Am frühen Morgen, als wir zur Zuchtanlage fuhren, beschrieb er einige Geräusche, die kubanische Krokodile machen, um sich zu verständigen: das Klatschen des Kopfes auf der Wasseroberfläche, durch die Nasenlöcher geblasene Luftblasen, ein Brüllen, ein Wimmern.

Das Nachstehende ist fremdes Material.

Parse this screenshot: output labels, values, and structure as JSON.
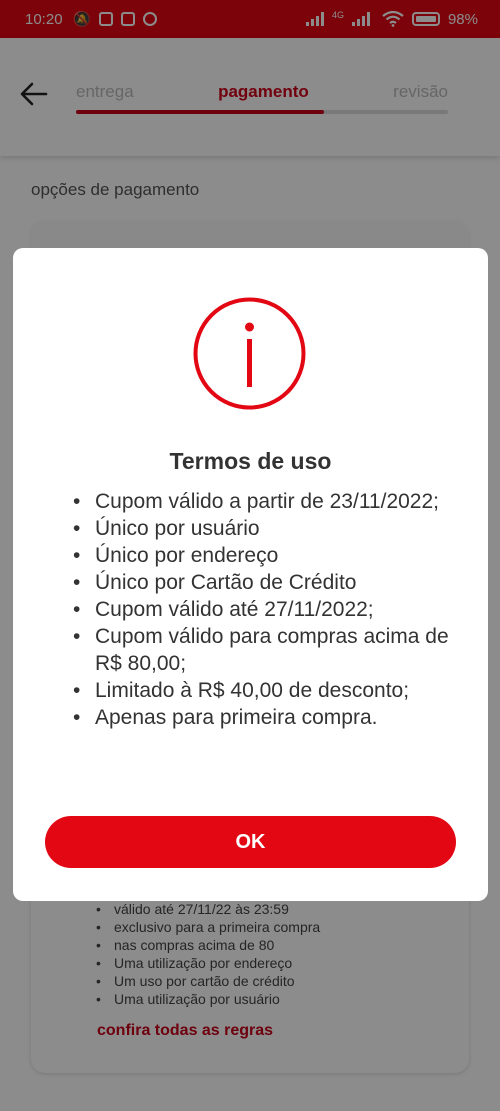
{
  "status_bar": {
    "time": "10:20",
    "network": "4G",
    "battery": "98%"
  },
  "header": {
    "steps": [
      "entrega",
      "pagamento",
      "revisão"
    ],
    "active_step": 1
  },
  "section_title": "opções de pagamento",
  "rules_card": {
    "items": [
      "válido até 27/11/22 às 23:59",
      "exclusivo para a primeira compra",
      "nas compras acima de 80",
      "Uma utilização por endereço",
      "Um uso por cartão de crédito",
      "Uma utilização por usuário"
    ],
    "link": "confira todas as regras"
  },
  "modal": {
    "icon": "info-icon",
    "title": "Termos de uso",
    "terms": [
      "Cupom válido a partir de 23/11/2022;",
      "Único por usuário",
      "Único por endereço",
      "Único por Cartão de Crédito",
      "Cupom válido até 27/11/2022;",
      "Cupom válido para compras acima de R$ 80,00;",
      "Limitado à R$ 40,00 de desconto;",
      "Apenas para primeira compra."
    ],
    "ok_label": "OK"
  },
  "colors": {
    "brand": "#e30613",
    "overlay": "rgba(0,0,0,0.45)"
  }
}
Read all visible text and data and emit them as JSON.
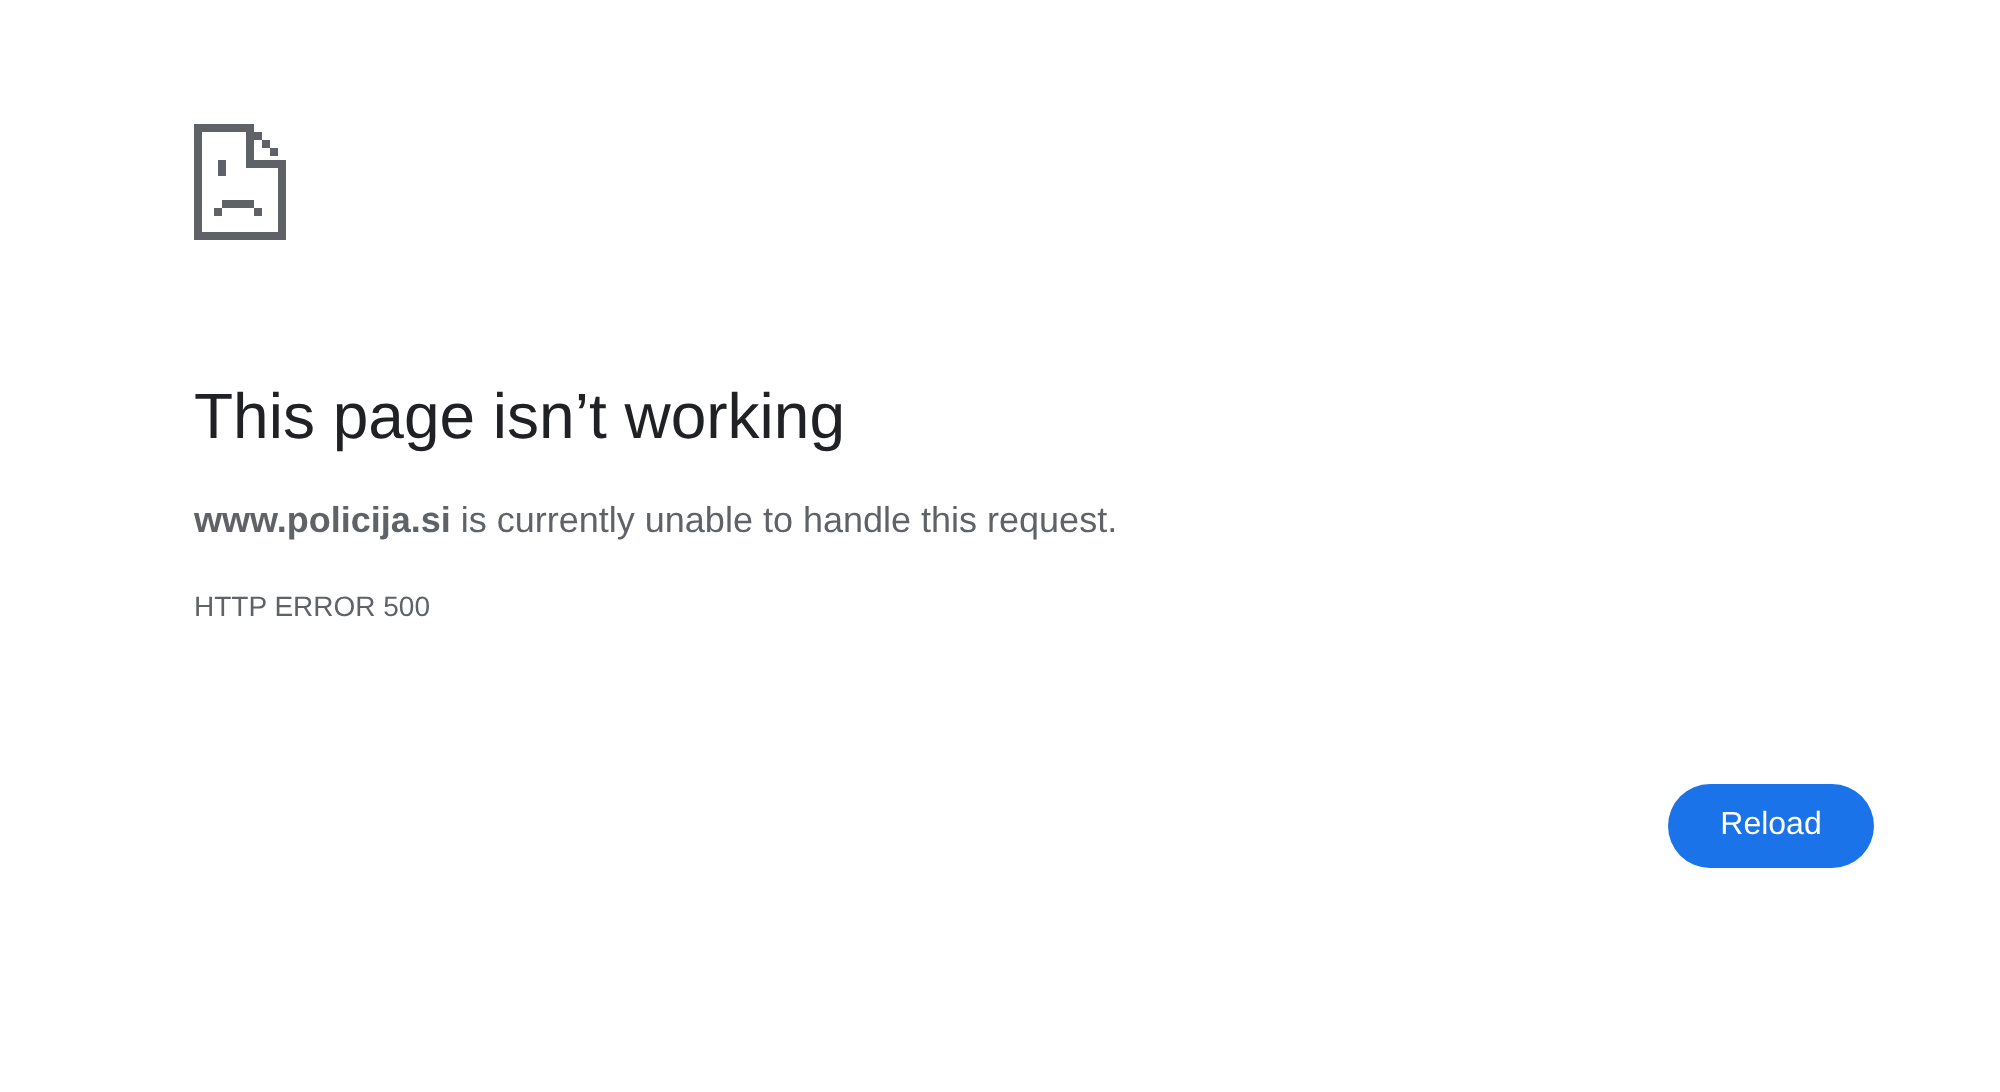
{
  "title": "This page isn’t working",
  "message": "**www.policija.si** is currently unable to handle this request.",
  "error_code": "HTTP ERROR 500",
  "buttons": [
    {
      "label": "Reload"
    }
  ]
}
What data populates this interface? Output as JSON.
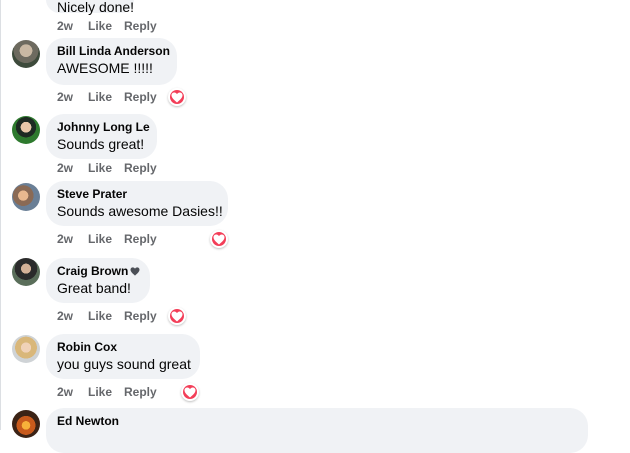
{
  "comments": [
    {
      "name": "",
      "text": "Nicely done!",
      "time": "2w",
      "like": "Like",
      "reply": "Reply",
      "reaction": ""
    },
    {
      "name": "Bill Linda Anderson",
      "text": "AWESOME !!!!!",
      "time": "2w",
      "like": "Like",
      "reply": "Reply",
      "reaction": "love-icon"
    },
    {
      "name": "Johnny Long Le",
      "text": "Sounds great!",
      "time": "2w",
      "like": "Like",
      "reply": "Reply",
      "reaction": ""
    },
    {
      "name": "Steve Prater",
      "text": "Sounds awesome Dasies!!",
      "time": "2w",
      "like": "Like",
      "reply": "Reply",
      "reaction": "love-icon"
    },
    {
      "name": "Craig Brown",
      "text": "Great band!",
      "time": "2w",
      "like": "Like",
      "reply": "Reply",
      "reaction": "love-icon",
      "badge": "heart-badge-icon"
    },
    {
      "name": "Robin Cox",
      "text": "you guys sound great",
      "time": "2w",
      "like": "Like",
      "reply": "Reply",
      "reaction": "love-icon"
    },
    {
      "name": "Ed Newton",
      "text": "",
      "time": "",
      "like": "",
      "reply": "",
      "reaction": ""
    }
  ],
  "colors": {
    "bubble": "#f0f2f5",
    "secondary_text": "#65676b",
    "love": "#f33e58"
  }
}
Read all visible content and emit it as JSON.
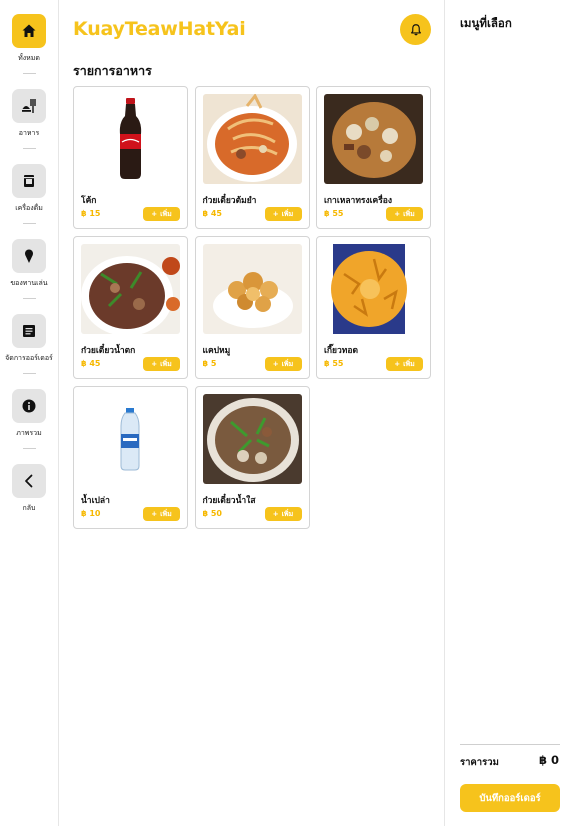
{
  "app": {
    "brand": "KuayTeawHatYai"
  },
  "sidebar": {
    "items": [
      {
        "label": "ทั้งหมด",
        "icon": "home-icon",
        "active": true
      },
      {
        "label": "อาหาร",
        "icon": "food-icon",
        "active": false
      },
      {
        "label": "เครื่องดื่ม",
        "icon": "drink-icon",
        "active": false
      },
      {
        "label": "ของทานเล่น",
        "icon": "ice-cream-icon",
        "active": false
      },
      {
        "label": "จัดการออร์เดอร์",
        "icon": "order-list-icon",
        "active": false
      },
      {
        "label": "ภาพรวม",
        "icon": "info-icon",
        "active": false
      },
      {
        "label": "กลับ",
        "icon": "back-chevron-icon",
        "active": false
      }
    ]
  },
  "header": {
    "notification_icon": "bell-icon"
  },
  "menu": {
    "title": "รายการอาหาร",
    "add_label": "เพิ่ม",
    "items": [
      {
        "name": "โค้ก",
        "price": "฿ 15",
        "image": "coke-bottle"
      },
      {
        "name": "ก๋วยเตี๋ยวต้มยำ",
        "price": "฿ 45",
        "image": "tomyum-noodle"
      },
      {
        "name": "เกาเหลาทรงเครื่อง",
        "price": "฿ 55",
        "image": "kaolao-soup"
      },
      {
        "name": "ก๋วยเตี๋ยวน้ำตก",
        "price": "฿ 45",
        "image": "namtok-noodle"
      },
      {
        "name": "แคปหมู",
        "price": "฿ 5",
        "image": "pork-crackling"
      },
      {
        "name": "เกี๊ยวทอด",
        "price": "฿ 55",
        "image": "fried-wonton"
      },
      {
        "name": "น้ำเปล่า",
        "price": "฿ 10",
        "image": "water-bottle"
      },
      {
        "name": "ก๋วยเตี๋ยวน้ำใส",
        "price": "฿ 50",
        "image": "clear-soup-noodle"
      }
    ]
  },
  "cart": {
    "title": "เมนูที่เลือก",
    "total_label": "ราคารวม",
    "total_value": "฿ 0",
    "save_label": "บันทึกออร์เดอร์"
  },
  "colors": {
    "accent": "#f6c31c",
    "price": "#f6b800",
    "nav_bg": "#e4e4e4"
  }
}
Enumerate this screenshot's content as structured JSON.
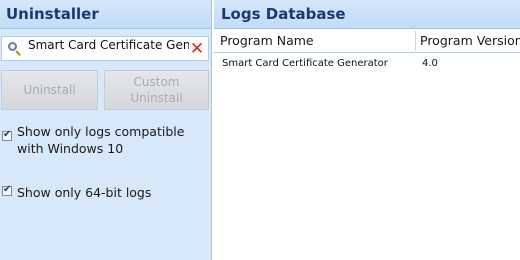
{
  "uninstaller": {
    "title": "Uninstaller",
    "search": {
      "value": "Smart Card Certificate Gene"
    },
    "buttons": {
      "uninstall": "Uninstall",
      "custom_line1": "Custom",
      "custom_line2": "Uninstall"
    },
    "options": [
      {
        "label": "Show only logs compatible with Windows 10",
        "checked": true
      },
      {
        "label": "Show only 64-bit logs",
        "checked": true
      }
    ]
  },
  "logs": {
    "title": "Logs Database",
    "columns": [
      "Program Name",
      "Program Version"
    ],
    "rows": [
      {
        "name": "Smart Card Certificate Generator",
        "version": "4.0"
      }
    ]
  },
  "icons": {
    "search": "search-icon",
    "clear": "clear-icon",
    "checkbox": "checkmark-icon"
  },
  "colors": {
    "accent": "#1c3a70",
    "panel": "#d7e8fa",
    "clear": "#d4281c"
  }
}
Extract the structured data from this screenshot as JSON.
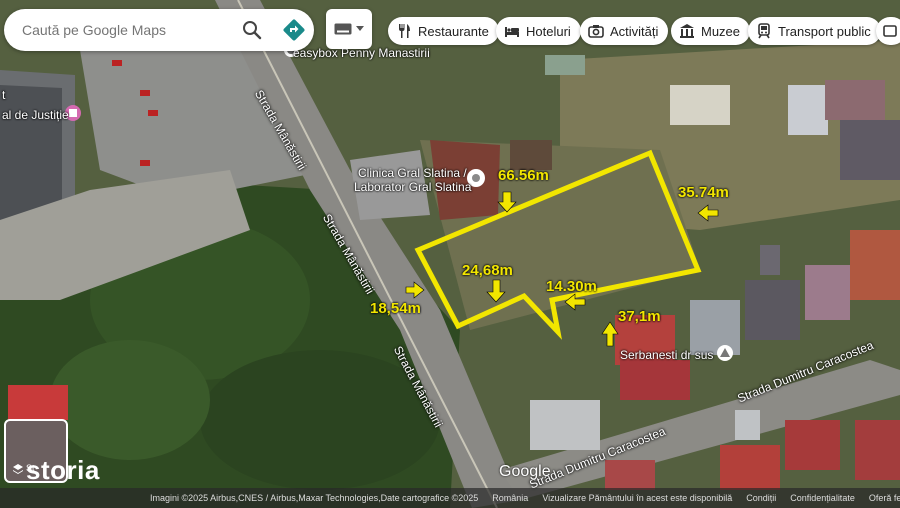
{
  "search": {
    "placeholder": "Caută pe Google Maps"
  },
  "chips": [
    {
      "label": "Restaurante",
      "icon": "fork-knife-icon"
    },
    {
      "label": "Hoteluri",
      "icon": "bed-icon"
    },
    {
      "label": "Activități",
      "icon": "camera-icon"
    },
    {
      "label": "Muzee",
      "icon": "museum-icon"
    },
    {
      "label": "Transport public",
      "icon": "train-icon"
    }
  ],
  "places": {
    "easybox": "easybox Penny Manastirii",
    "justitie": "al de Justiție",
    "justitie_pre": "t",
    "clinica_1": "Clinica Gral Slatina /",
    "clinica_2": "Laborator Gral Slatina",
    "serbanesti": "Serbanesti dr sus"
  },
  "roads": {
    "manastirii_1": "Strada Mânăstirii",
    "manastirii_2": "Strada Mânăstirii",
    "manastirii_3": "Strada Mânăstirii",
    "caracostea_1": "Strada Dumitru Caracostea",
    "caracostea_2": "Strada Dumitru Caracostea"
  },
  "measurements": {
    "top": "66.56m",
    "right": "35.74m",
    "left": "18,54m",
    "inner": "24,68m",
    "notch": "14.30m",
    "bottom": "37,1m"
  },
  "brand": "storia",
  "brand_partial": "St",
  "google": "Google",
  "footer": [
    "Imagini ©2025 Airbus,CNES / Airbus,Maxar Technologies,Date cartografice ©2025",
    "România",
    "Vizualizare Pământului în acest este disponibilă",
    "Condiții",
    "Confidențialitate",
    "Oferă feedback pr"
  ],
  "colors": {
    "boundary": "#f2e600",
    "pin_red": "#d8534a"
  }
}
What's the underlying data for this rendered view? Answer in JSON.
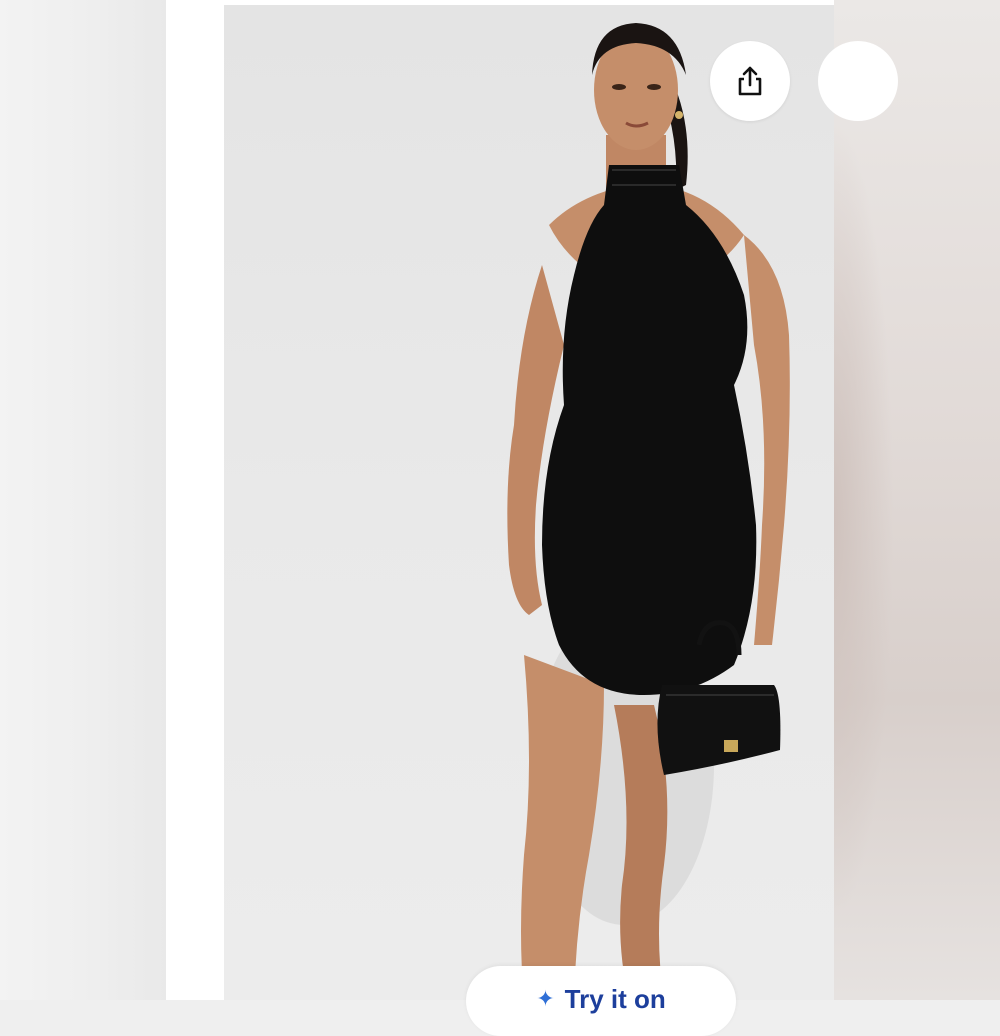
{
  "app": {
    "share_icon": "share-icon",
    "more_icon": "more-icon",
    "sparkle_icon": "sparkle-icon"
  },
  "bottom_bar": {
    "label": "Try it on"
  },
  "colors": {
    "dress": "#0e0e0e",
    "skin": "#c58e6a",
    "background": "#e8e8e8",
    "accent": "#1d3f9c"
  }
}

In der Anlage, gleich um die Ecke von einem Gebäude mit einer auf die Seite gemalten Proklamation über die Suche nach Lösungen, nicht nach Rechtfertigungen, die von Castros Bruder und Nachfolger Raúl Castro stammt, halten wir an einem weiteren Gehege. Er ist vollgepackt mit vielleicht 100 oder mehr Jährlingen, und die Luft um sie herum ist durchsetzt mit dem Geruch von stechenden, fischigen Ausscheidungen. Bei dieser Größe, kaum länger als mein Schuh, sind die Reptilien anfällig für Vögel und andere Raubtiere und daher auf höchste Alarmbereitschaft eingestellt. Sie bleiben wie versteinert stehen, als Pérez-Fleitas das Tor aufschwingt. Als er auf sie zugeht, schwärmen sie aus wie Bierschaum, bevor sie wieder erstarren. Perez schöpft eines aus dem flachen Wassertrog, reicht es mir und zeigt mir, wie ich den Daumen auf die Stirn legen muss, damit es sich nicht mehr windet und zubeißt. Das kleine Krokodil bleibt fast regungslos liegen, das Maul mit den spitzen Zähnen steht weit offen. Während ich das kleine Wunderwerk bewundere, denke ich über seine Zukunft nach: Wird es die Chance haben, seine Gene zu verbreiten und die nächste Generation von Hybriden in Gefangenschaft oder in freier Wildbahn zu beeinflussen? Oder wird es eines Tages das Abendessen eines Touristen sein? Das Krokodil hat mehr Sorgen um seine unmittelbare Zukunft. Eine Klappe an der Rückseite seines gelben Halses flattert und es gibt ein Wimmern von sich, wie ein Welpe. Urm, urm, urm – das Notsignal.